2018 film directed by Arun

Atharva is a 2018 Indian Kannada-language action drama film written and directed by Arun. The film stars Pavan Teja and Sanam Shetty in the lead roles. It was released on 13 July 2018.

== Cast ==
- Pavan Teja as Nanda
- Sanam Shetty as Rachita
- Yashwanth Shetty as Maari Mahadeva
- Rangayana Raghu
- Tara

== Production ==
Director Arun had written the story in 2013 and approached producer Vinay Kumar and co-producer Rakshay to support the project. Pavan Teja, a nephew of an actor Arjun Sarja, was cast in the lead role to make his acting debut.
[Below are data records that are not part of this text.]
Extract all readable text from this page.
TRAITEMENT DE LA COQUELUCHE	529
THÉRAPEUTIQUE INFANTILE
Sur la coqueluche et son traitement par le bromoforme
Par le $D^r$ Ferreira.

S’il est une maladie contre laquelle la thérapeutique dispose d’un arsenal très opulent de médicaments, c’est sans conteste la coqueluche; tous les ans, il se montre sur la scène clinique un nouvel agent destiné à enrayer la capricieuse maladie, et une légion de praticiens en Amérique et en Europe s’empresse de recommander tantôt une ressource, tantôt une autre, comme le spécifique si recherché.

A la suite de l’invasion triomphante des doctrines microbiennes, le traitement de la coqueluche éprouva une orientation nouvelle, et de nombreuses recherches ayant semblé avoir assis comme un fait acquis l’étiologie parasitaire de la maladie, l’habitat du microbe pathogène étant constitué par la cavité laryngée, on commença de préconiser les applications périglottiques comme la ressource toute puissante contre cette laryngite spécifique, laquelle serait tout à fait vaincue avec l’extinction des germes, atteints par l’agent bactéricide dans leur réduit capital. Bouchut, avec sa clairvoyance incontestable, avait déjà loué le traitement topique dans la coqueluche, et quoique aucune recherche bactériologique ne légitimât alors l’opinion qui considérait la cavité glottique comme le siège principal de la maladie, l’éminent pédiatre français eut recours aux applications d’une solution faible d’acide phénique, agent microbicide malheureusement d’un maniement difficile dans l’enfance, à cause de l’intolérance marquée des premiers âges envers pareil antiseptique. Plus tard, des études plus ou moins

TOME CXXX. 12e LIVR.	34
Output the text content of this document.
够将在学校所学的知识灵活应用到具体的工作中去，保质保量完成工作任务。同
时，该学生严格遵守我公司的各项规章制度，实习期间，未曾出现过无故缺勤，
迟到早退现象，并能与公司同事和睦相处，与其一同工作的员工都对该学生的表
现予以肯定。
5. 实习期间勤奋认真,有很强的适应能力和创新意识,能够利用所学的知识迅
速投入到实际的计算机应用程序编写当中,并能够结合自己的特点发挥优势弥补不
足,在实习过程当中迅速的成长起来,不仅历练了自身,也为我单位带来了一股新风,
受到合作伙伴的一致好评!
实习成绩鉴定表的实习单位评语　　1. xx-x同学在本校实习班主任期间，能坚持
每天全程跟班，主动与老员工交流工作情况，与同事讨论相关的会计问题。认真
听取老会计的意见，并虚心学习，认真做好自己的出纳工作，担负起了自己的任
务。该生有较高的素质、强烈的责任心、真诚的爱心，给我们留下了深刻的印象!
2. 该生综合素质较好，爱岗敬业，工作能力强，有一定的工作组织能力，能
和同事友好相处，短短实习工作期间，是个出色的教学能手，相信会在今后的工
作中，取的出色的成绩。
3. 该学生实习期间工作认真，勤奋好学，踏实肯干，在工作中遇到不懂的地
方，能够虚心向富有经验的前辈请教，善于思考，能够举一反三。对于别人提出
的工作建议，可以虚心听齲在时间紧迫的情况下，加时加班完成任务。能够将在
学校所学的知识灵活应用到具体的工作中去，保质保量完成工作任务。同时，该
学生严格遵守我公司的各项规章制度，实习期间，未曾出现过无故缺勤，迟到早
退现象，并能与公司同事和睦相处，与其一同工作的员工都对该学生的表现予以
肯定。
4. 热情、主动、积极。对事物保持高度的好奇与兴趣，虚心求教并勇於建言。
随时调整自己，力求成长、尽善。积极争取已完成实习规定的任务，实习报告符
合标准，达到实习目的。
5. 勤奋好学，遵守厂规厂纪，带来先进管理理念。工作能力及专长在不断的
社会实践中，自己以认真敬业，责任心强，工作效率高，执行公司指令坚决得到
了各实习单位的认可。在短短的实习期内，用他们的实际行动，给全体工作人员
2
Prior to working on the film, he had acted in theatre shows, and readied himself to play three different avatars in the film by losing 15 kilograms. Sanam Shetty, who had appeared in other regional South Indian films, made her first appearance in a Kannada-language project through Atharva. The film was shot for 65 days starting in October 2017 in areas including Bengaluru, Mangaluru, Chickmagaluru, Mandya, and Kanakapura.

== Release and reception ==
The film released on 13 July 2018. A critic from The Times of India noted, "Arun has used the tried-and-tested, love-and-action formula without strong content", giving the film a mixed review. A reviewer from Chitratara.com noted "for the arrival of new hero Pawan Teja and some delectable scenes, this film is worth watching".